宁王登基
她究竟是怎么想的?
太后说完,金銮殿鸦雀无声。大臣们陷入了短时间的思量和权衡中,不过很快,安静的局面便被七皇子一党打破,“太后,臣反对立摄政王为新君。摄政王乃先皇弟,如今的皇上是先皇的嫡子,皇上薨,理应从皇上的儿子们中选立新君。”
太后咬牙愠怒道,“皇上无所出,难道右相大人不知道吗?”
右相道,“皇上无所出,也该从皇上平辈中选立新君。摄政王贵为皇叔,可继续担当摄政王重责。”
太后温婉浅笑,目光扫过慕容一族的脸上,她知道,宁王绝不是孤独的雄鹰,他虽然在外抗战八年,然而扶持了许多名将起来。他做人低调不张扬,手段又狡黠,所以先皇查不出他的党羽名目。
可是今天,太后预感,宁王一系皆会露头。
这时候慕容晚月的父亲,慕容大人上前表面自己支持宁王的决心和忠心,“太后,老臣愿立宁王为新君。想当初。宁王年少时,天纵才情,先皇也有心树立他为太子,若不是宁王去了边疆立功,不慎身受奇毒瘫痪在床,这皇位本就是他的!”
慕容大人虽然称述了一个事实,可是用词不妥,对太上皇,皇上有亵渎不敬之意。
七皇子立刻借机发难,怒斥慕容大人,“慕容大人的意思是。太上皇,皇上的皇位来历不正么?”
太后脸色微白,对于七皇子故意挑衅很是厌恶。
七皇子本以为他抓住了慕容大人的鞭子,必然如投石入水引起轩然大波。哪知,反倒是慕容大人的话抛砖引玉,让后面的诸多大臣更加勇敢大胆的发表自己的言论。
刑部大人冷眼刮了七皇子一眼道,“七皇子小题大做了。慕容大人不过是为了拥护宁王为新君,旁征博引言语欠妥罢了。可是慕容大人说的是事实!”
刑部大人偏袒宁王的意图如此明显,让太后暗惊不小。恐怕先皇压根就没有想过,他器重的心腹大臣竟然是宁王的党羽。
如果刑部大人是宁王的人,那么大理寺恐怕也被宁王的力量渗透进去了。想起皇上连翻在大理寺失事,太后不觉后脊背一阵冰冷。
当初虽然是宁王妃出面保的沈府,可如今细细想来,倘若大理寺懂律法的人竭力帮助皇上驳斥宁王妃,宁王妃那套歪门邪道的理论怎么会占据上风?
原来,这一切都是宁王在暗中帮助宁王妃。

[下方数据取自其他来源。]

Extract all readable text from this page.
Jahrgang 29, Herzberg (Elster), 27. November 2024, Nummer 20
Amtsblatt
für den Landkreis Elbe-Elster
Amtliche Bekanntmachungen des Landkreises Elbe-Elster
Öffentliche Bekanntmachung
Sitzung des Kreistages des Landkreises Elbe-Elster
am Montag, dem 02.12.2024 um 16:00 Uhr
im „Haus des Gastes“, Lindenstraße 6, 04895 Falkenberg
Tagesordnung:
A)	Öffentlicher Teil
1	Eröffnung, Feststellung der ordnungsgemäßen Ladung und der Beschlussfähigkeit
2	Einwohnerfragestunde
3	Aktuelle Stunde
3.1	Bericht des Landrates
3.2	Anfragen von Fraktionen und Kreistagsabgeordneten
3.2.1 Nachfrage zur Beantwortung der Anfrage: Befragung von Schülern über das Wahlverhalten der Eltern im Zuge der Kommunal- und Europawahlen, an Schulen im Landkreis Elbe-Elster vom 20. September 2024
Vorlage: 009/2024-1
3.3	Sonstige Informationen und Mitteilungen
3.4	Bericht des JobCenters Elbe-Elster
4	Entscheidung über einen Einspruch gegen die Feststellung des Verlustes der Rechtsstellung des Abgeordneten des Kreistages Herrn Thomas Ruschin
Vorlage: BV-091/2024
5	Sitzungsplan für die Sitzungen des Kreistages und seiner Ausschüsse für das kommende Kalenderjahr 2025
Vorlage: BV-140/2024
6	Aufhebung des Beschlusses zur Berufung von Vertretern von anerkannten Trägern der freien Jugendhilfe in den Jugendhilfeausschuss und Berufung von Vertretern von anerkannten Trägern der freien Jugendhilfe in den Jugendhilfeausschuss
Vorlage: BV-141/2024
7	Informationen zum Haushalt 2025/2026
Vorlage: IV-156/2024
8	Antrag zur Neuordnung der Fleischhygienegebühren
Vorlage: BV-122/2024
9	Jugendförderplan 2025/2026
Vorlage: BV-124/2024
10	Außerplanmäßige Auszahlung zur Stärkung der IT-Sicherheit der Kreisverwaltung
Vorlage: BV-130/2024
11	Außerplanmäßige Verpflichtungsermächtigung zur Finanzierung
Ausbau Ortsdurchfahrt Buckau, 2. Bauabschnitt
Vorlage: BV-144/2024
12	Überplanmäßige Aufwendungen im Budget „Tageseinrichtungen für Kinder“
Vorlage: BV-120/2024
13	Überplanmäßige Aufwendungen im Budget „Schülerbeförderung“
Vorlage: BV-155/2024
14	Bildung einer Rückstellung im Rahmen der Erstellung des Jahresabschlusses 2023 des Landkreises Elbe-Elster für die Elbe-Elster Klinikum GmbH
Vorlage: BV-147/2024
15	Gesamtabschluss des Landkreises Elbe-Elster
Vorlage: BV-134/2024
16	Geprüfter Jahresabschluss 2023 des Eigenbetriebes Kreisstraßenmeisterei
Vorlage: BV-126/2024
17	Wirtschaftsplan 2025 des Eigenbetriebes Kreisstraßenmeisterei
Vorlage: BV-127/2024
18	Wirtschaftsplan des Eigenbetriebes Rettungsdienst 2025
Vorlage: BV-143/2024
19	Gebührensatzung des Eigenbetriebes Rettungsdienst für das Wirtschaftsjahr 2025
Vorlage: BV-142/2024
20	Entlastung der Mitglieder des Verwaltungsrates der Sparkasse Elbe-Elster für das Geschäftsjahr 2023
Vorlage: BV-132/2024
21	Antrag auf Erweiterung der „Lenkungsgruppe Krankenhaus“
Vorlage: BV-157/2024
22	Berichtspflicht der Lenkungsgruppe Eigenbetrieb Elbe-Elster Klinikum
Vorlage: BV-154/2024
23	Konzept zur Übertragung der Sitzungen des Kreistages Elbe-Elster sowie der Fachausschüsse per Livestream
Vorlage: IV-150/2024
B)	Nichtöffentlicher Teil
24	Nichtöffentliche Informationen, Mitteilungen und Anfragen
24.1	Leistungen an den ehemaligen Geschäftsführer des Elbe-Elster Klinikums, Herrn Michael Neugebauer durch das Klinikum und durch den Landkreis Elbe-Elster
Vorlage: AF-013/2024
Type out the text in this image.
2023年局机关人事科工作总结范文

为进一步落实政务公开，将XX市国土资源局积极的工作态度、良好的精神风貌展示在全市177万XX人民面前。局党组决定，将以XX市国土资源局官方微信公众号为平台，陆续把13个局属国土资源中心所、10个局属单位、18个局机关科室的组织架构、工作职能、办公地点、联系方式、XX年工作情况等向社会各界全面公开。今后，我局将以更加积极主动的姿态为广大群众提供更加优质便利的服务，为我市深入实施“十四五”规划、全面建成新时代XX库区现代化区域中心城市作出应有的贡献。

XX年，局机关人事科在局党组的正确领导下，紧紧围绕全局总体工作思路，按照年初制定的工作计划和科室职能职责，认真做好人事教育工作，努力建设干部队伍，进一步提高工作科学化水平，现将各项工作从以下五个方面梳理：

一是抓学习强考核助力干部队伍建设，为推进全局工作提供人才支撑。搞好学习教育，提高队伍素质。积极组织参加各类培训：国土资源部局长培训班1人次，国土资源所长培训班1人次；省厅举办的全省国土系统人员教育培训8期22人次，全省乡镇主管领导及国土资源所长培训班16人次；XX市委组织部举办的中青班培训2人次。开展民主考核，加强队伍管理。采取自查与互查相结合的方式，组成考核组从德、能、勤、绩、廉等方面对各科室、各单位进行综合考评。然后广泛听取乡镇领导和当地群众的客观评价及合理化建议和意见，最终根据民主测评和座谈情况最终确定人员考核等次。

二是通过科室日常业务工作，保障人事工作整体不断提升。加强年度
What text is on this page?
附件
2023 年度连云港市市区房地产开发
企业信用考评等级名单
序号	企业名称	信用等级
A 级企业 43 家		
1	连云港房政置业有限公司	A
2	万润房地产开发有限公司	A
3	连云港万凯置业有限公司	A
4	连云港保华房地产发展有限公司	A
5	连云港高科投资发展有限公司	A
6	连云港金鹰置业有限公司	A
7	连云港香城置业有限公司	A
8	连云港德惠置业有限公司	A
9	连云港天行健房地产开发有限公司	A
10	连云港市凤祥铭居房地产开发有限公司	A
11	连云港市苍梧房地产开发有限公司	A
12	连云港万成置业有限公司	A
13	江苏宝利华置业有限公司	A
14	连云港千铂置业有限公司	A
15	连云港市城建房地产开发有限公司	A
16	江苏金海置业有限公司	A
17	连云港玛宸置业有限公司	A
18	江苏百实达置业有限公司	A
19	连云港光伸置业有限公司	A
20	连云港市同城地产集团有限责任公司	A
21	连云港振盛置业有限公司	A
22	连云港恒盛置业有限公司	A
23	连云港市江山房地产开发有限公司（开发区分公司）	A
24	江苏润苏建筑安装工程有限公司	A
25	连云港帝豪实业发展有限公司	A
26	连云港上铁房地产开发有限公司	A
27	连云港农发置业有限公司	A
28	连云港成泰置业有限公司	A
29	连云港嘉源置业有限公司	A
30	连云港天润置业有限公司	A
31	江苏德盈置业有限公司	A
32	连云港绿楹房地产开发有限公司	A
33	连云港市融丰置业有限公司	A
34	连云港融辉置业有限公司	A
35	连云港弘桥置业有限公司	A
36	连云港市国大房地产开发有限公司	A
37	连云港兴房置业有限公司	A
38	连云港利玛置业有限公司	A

太后只恨自己悔恨晚也!
她费尽心机想要押解宁王的左膀右臂,甚至试图离间慕容一族和宁王的关系,可是今日看到慕容大人如此袒护宁王,她就觉得自己是如此可笑的蝼蚁。
支持拥护宁王的人愈来愈多,大殿上除了七皇子一党寥寥无几的几个人以外,其他人几乎全部站队宁王。
七皇子见大势已去,也不着急,使出最后的杀手锏。“各位,宁皇叔几日不曾上朝,根本无心朝政。各位如此看得起皇叔,那也得问问宁皇叔的意思吧!”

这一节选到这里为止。